Bob Crawford first met the Avett brothers in a parking lot. The brothers—Scott and Seth Avett—had arranged the impromptu audition through a mutual friend.
“It was a Sunday night audition,” Crawford recently recalled. “They showed up in a gold Ford Taurus and me in my truck, we all got out with our instruments, played and went our separate ways.”
It was a while before the bassist heard back from the brothers. When they did catch up with him, Crawford jumped on board and The Avett Brothers emerged as a trio in 2000.
Hailing from North Carolina, the Avett Brothers produce a rich tapestry of sound. The band’s music pulls from various genres—folk, rock’n’roll, bluegrass, country and ragtime. The trio is joined by touring members Joe Kwon, on cello, and Jacob Edwards on drums.
The Avett Brothers will bring their show to the Wharf Amphitheater in Orange Beach, Ala., March 16. The band will be exploring their six-album catalogue, including their most recent work—“I and Love and You”—produced by auditory-guru Rick Rubin.
“Initially it was very surreal, he has his own folklore, an island unto himself,” Crawford said of the experience working with Rubin. “Then we became more comfortable, we still see him as a legend, he is a smart producer, a thinker, a hearer of music. He is focused period. He pays attention to all the small parts of the work and the whole, all at once.
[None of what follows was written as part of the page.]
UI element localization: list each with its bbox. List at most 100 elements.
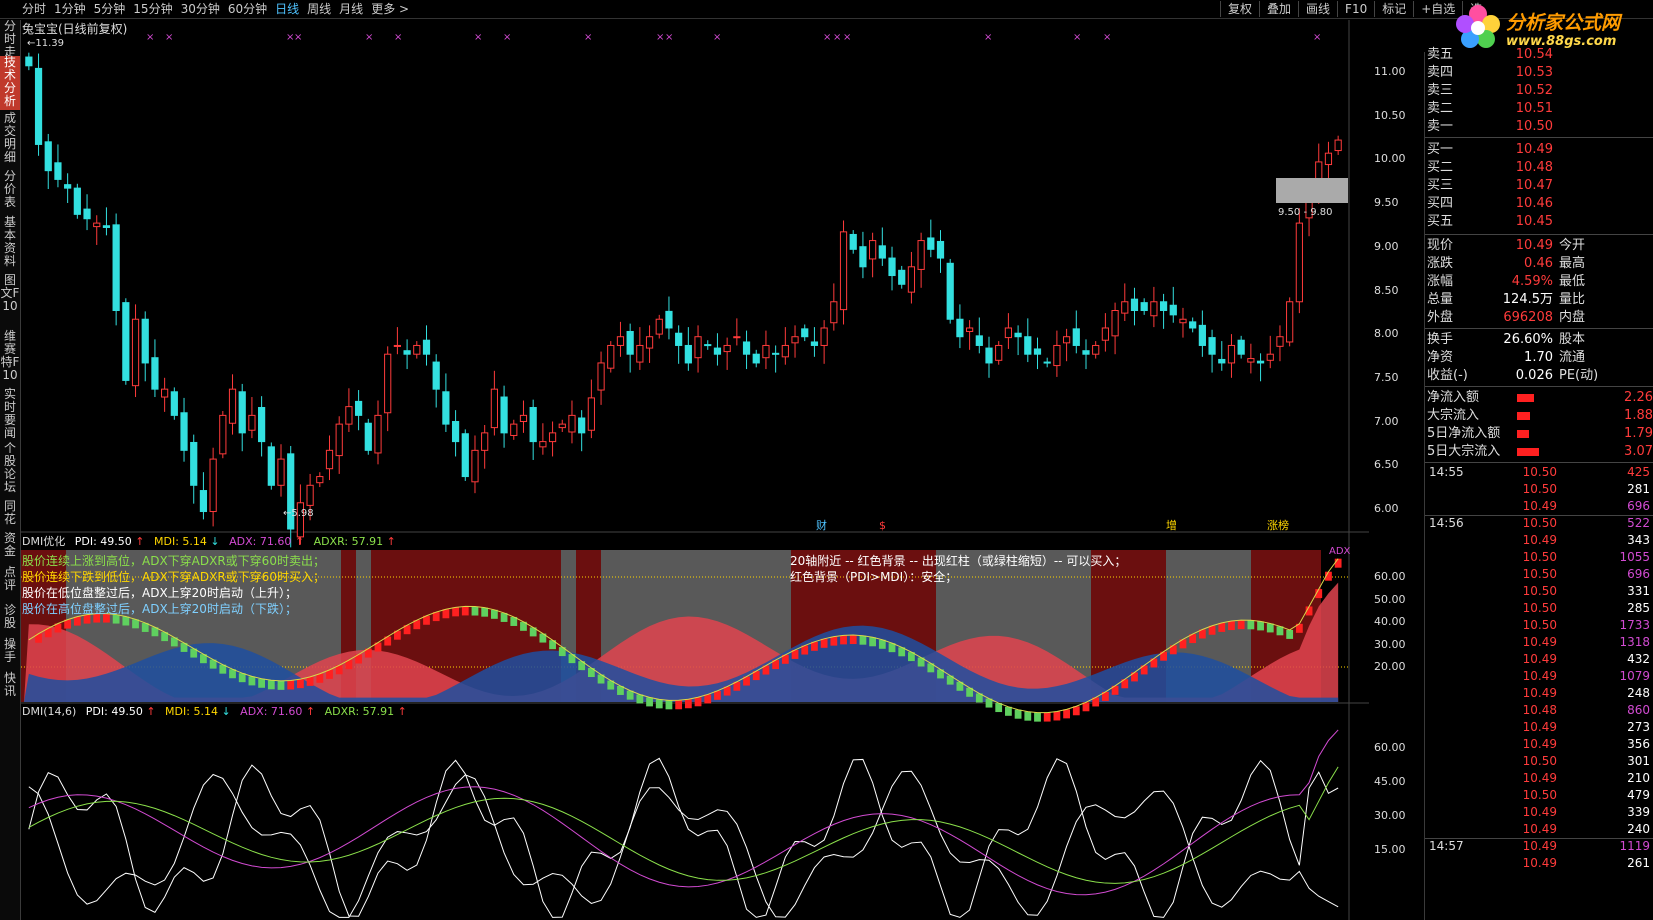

We were fortunate to be in a position to work with him.”
In the early days, it was more humble. Everything was do-it-yourself.
“We booked gigs, Seth had a CD duplicator (not sure those even exist anymore), and he would make the CDs, cut out the covers with an X-ACTO knife and sell them out of an old suitcase,” Crawford recalled.
When he first joined up with the Avetts, Crawford was about ready to trade in the life of a working musician for something more quite and calm. He was tiring of the scene.
“I had been in other bands,” he said. “I was ready to settle down at the time. I was entering grad school in music theory, I thought I would be a music theory professor somewhere, not enter the rat race band world.”
The jack-of-all-trades aspect of a small-time outfit was burning Crawford out. But the Avett Brothers was different—this group seemed to meld nicely both on and off the stage, able to juggle the required tasks comfortably among themselves.
“When you are a local band one person does everything, books gigs, makes flyers, posts the bills, handles the money and finds practice space,” Crawford said. “Now there were three people making that guy. We were focused on music and making music. We went on a three week tour and it was very successful—we learned to work together.”
It was during this tour that they decided to apply for an appearance at the National Association for Campus Activities, NACA. They had a chance to play for student unions all over the states. There was a category for a roving artist—which could be anything from a musician to a fire thrower—who would be a showcase act. They won the contest, and headed off for a summer tour.
“The stars aligned on that tour,” Crawford said. “Playing all those college shows was great exposure. We met up with Dolphus Ramseur, owner of Ramseur Records out of North Carolina. We only knew so much about the music business. He put in the legwork and helped us get a showcase in Nashville. He planted the seed and helped us grow on a path.”
Did Crawford know whether or not he’d stay on that path?
“I wasn’t sure,” he said. “It is not easy to travel and share a close confined space. Being that close is an unnatural state.”
However, Crawford and the brothers have learned to harmonize, and not just musically.
“We played off our strengths and weaknesses,” he said. “To have survived this long gives us a sense of accomplishment, we have grown as a family.”
While the Avett Brothers have certainly grown—they no longer have to sell albums from a suitcase—the band maintains a tight operation.
“Other bands have an 18-wheeler and a bus. We have one bus with a trailer,” Crawford said. “We run smart. Yes, we have added on some other people but as we grow we will grow smart.”
Later this year, the Avett Brothers will release a seventh album—again, the band worked with Rubin on the effort. Crawford said he likes to listen the band’s new recordings in the comfort of his truck.
“I usually listen to it twice then put it away,” the bassist explained. “I listen to it on the CD player in my 1998 Toyota Tacoma—oh and my CD player is plugged into my cigarette lighter—then I put on some Thelonious Monk.”
WHEN: 8 p.m. Friday, March 16
WHERE: Amphitheater at The Wharf, 23101 Canal Rd., Orange Beach, Ala.